В трубке тишина. Саше кажется, что эта тишина длится вечность.
— Нет, у меня другие планы, — наконец, отвечает Митька.
— Но ты же… Но мы же… ты говорил… — лепечет Саша.
— Я тебе ничего не обещал. Это был просто секс. Мне пора бежать. Пока! — короткие гудки.
Вскоре стало известно, что Митька снова сошелся со своей фифой…
Саша никому никогда не говорила, что в ту ночь Митька не только поцеловал ее. Никому не говорила, что в ту ночь благодаря Митьке она из детства одним большим скачком перепрыгнула чуть ли не в зрелость. Она никому не рассказывала, что после того короткого телефонного разговора она, кажется, даже постарела. Она никому не рассказала, что после того телефонного разговора она стала бояться мужчин и любви. Она перестала в нее верить. Она и сама этого не заметила. Она думала, что просто страдала из-за того, что ее соблазнил мальчик, в которого она была влюблена, и тут же бросил. Она думала, что это прошло. Это и в самом деле почти прошло.
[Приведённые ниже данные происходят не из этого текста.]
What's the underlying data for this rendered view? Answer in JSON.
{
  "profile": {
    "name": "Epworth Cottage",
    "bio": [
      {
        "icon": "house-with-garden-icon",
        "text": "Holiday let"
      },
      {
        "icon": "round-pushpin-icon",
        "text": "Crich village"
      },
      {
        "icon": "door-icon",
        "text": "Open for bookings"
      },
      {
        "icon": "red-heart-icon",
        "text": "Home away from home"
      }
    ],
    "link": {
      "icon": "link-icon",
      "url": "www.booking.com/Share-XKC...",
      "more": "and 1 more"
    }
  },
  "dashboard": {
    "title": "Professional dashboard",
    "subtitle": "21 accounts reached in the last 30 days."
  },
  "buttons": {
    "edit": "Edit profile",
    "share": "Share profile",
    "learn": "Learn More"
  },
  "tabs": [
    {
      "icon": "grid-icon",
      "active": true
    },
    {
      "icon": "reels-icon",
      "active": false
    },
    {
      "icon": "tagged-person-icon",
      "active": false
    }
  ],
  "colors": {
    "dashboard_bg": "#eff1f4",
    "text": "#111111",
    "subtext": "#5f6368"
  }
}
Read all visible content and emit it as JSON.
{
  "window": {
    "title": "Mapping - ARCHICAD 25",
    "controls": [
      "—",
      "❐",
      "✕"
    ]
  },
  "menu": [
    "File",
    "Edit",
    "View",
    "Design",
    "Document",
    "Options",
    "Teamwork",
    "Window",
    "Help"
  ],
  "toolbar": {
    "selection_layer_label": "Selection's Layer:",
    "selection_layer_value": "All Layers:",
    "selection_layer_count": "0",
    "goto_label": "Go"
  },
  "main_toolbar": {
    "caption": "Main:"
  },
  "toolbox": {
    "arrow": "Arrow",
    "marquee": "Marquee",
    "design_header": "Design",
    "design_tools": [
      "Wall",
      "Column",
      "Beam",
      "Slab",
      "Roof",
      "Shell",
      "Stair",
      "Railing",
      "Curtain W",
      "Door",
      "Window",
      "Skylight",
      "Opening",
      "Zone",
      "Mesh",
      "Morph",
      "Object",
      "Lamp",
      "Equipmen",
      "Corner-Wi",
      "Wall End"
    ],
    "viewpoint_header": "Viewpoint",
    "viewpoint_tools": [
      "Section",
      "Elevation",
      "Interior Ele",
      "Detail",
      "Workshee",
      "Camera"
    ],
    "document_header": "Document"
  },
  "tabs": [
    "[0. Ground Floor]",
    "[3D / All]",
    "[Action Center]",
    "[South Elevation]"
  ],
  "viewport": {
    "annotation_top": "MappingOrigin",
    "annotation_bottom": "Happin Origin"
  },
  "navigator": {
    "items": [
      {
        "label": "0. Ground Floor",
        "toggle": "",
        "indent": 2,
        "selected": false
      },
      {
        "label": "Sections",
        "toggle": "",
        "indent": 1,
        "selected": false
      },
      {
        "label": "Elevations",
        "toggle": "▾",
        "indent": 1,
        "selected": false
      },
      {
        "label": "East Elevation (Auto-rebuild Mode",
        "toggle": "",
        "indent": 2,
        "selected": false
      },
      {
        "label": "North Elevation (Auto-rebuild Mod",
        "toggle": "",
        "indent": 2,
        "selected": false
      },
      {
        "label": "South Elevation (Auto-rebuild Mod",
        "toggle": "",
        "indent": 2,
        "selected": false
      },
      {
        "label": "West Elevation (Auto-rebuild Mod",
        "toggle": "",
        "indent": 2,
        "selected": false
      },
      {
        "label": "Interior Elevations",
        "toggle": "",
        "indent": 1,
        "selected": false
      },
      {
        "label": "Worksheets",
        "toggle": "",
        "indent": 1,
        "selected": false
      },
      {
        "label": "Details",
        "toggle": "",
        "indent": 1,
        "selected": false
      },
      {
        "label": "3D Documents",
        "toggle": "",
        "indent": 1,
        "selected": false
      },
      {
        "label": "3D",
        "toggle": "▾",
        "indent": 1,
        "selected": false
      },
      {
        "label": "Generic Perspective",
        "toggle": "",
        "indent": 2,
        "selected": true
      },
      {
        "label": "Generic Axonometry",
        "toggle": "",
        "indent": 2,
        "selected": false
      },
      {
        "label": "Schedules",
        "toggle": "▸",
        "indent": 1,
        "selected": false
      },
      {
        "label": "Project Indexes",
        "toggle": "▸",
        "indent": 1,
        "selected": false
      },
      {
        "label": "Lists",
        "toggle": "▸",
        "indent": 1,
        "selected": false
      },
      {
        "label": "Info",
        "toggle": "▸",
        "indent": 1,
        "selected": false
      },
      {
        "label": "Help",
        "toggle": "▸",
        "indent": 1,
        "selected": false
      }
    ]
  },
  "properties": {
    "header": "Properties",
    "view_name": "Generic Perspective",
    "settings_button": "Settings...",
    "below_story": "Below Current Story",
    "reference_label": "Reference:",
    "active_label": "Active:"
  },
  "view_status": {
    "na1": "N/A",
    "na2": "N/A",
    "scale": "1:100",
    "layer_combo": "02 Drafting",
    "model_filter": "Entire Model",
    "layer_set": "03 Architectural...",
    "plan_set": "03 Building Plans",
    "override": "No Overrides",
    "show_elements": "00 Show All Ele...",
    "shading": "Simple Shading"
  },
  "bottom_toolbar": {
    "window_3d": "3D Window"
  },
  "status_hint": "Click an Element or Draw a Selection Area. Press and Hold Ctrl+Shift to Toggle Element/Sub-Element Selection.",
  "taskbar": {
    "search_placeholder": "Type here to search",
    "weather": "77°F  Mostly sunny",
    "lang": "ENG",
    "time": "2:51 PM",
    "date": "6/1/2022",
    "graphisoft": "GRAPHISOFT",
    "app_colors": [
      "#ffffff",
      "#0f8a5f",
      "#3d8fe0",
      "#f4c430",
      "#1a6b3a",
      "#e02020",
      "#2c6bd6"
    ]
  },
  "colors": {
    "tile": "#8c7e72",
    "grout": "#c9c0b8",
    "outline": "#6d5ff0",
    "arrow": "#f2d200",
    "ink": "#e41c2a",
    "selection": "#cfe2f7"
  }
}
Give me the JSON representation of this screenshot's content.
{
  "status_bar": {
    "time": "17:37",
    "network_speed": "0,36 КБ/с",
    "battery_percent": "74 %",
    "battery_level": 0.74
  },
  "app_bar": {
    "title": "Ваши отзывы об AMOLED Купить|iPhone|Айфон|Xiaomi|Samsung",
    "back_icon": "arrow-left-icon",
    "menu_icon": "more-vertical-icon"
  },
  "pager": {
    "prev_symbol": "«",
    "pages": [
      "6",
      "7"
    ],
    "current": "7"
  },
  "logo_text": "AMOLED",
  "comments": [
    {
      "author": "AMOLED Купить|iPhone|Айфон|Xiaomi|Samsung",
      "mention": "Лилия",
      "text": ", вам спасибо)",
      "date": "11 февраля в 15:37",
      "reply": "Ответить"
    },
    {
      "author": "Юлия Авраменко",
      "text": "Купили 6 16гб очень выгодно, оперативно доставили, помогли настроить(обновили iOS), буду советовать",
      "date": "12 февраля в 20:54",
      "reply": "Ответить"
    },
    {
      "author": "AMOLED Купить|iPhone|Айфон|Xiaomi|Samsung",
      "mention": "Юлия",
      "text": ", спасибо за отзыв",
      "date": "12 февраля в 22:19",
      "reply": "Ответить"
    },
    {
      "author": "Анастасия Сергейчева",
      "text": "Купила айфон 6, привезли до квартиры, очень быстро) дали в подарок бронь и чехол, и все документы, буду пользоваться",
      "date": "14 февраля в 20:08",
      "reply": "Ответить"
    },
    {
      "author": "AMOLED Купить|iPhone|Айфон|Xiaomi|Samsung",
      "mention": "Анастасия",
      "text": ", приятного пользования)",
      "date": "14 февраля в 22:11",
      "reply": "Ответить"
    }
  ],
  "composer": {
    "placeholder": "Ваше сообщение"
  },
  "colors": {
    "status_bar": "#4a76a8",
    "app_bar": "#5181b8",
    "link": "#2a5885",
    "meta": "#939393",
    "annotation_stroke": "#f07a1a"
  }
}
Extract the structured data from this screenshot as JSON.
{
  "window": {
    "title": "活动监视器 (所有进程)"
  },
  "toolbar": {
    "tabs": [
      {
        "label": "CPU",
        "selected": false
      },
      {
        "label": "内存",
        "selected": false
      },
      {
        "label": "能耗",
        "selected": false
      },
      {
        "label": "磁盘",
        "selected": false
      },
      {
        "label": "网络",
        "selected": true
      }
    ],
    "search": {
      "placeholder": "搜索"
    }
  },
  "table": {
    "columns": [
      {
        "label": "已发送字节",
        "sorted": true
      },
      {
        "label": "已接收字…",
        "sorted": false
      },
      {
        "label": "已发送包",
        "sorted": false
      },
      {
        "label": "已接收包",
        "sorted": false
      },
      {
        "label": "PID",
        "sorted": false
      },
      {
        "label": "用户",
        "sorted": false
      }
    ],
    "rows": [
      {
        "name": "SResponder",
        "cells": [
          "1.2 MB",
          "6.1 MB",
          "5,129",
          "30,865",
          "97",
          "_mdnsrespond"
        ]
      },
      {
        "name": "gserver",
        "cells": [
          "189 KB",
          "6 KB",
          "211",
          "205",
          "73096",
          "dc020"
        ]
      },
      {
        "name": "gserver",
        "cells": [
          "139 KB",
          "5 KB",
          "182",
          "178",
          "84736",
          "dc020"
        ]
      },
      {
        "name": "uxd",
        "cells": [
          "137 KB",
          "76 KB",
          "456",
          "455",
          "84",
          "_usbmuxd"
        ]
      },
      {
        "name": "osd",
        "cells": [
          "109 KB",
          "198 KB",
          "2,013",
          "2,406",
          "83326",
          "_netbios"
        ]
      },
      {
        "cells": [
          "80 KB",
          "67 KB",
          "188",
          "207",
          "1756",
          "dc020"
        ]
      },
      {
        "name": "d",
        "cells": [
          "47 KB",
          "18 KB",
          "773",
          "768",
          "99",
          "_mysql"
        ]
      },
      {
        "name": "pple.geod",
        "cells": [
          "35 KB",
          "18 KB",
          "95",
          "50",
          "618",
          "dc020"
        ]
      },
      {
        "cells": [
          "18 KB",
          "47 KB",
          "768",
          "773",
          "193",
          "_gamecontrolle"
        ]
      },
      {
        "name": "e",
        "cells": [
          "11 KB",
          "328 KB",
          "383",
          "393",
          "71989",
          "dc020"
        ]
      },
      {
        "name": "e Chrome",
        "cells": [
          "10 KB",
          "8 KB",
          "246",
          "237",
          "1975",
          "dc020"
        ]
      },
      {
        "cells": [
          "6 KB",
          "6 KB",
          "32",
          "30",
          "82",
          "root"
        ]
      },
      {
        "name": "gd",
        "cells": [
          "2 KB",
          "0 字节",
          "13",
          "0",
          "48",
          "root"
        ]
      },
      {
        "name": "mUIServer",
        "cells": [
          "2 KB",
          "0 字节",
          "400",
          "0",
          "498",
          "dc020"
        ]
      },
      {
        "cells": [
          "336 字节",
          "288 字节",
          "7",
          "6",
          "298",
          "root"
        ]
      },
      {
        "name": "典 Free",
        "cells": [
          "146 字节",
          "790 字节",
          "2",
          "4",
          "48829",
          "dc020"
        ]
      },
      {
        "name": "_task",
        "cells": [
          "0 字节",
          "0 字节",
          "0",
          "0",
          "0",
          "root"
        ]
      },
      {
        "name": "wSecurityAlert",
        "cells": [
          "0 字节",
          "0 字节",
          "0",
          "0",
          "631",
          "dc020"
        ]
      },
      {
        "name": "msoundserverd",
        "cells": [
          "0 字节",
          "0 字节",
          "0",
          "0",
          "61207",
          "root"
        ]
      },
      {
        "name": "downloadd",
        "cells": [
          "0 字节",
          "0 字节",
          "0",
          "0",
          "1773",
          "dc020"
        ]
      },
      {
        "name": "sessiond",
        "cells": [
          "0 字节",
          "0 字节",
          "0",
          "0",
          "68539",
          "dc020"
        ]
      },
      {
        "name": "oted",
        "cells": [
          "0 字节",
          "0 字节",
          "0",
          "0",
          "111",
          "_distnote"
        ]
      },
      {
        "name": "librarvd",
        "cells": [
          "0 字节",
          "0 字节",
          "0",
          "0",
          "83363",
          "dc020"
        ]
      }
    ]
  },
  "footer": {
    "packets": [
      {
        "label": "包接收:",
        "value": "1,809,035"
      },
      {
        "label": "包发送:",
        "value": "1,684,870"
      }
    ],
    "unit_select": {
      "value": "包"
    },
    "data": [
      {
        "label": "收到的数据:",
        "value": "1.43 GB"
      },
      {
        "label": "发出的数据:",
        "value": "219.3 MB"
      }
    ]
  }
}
Только страх остался.
На пустынном перроне маленького, старенького вокзала в Сашином родном городке, человек в ярко-оранжевом жилете колет ломом лед. Перестук колес уходящего поезда. Мартовское бесшабашное солнце. Карандашный росчерк берез на пронзительно голубом небе. Дым Сашиной сигареты. Человек в оранжевом жилете поднимает голову…
Митька поднимает голову, смотрит на Сашу, щурится, прикладывает руку козырьком ко лбу, опускает голову и снова принимается колоть лед. Он ее не узнал.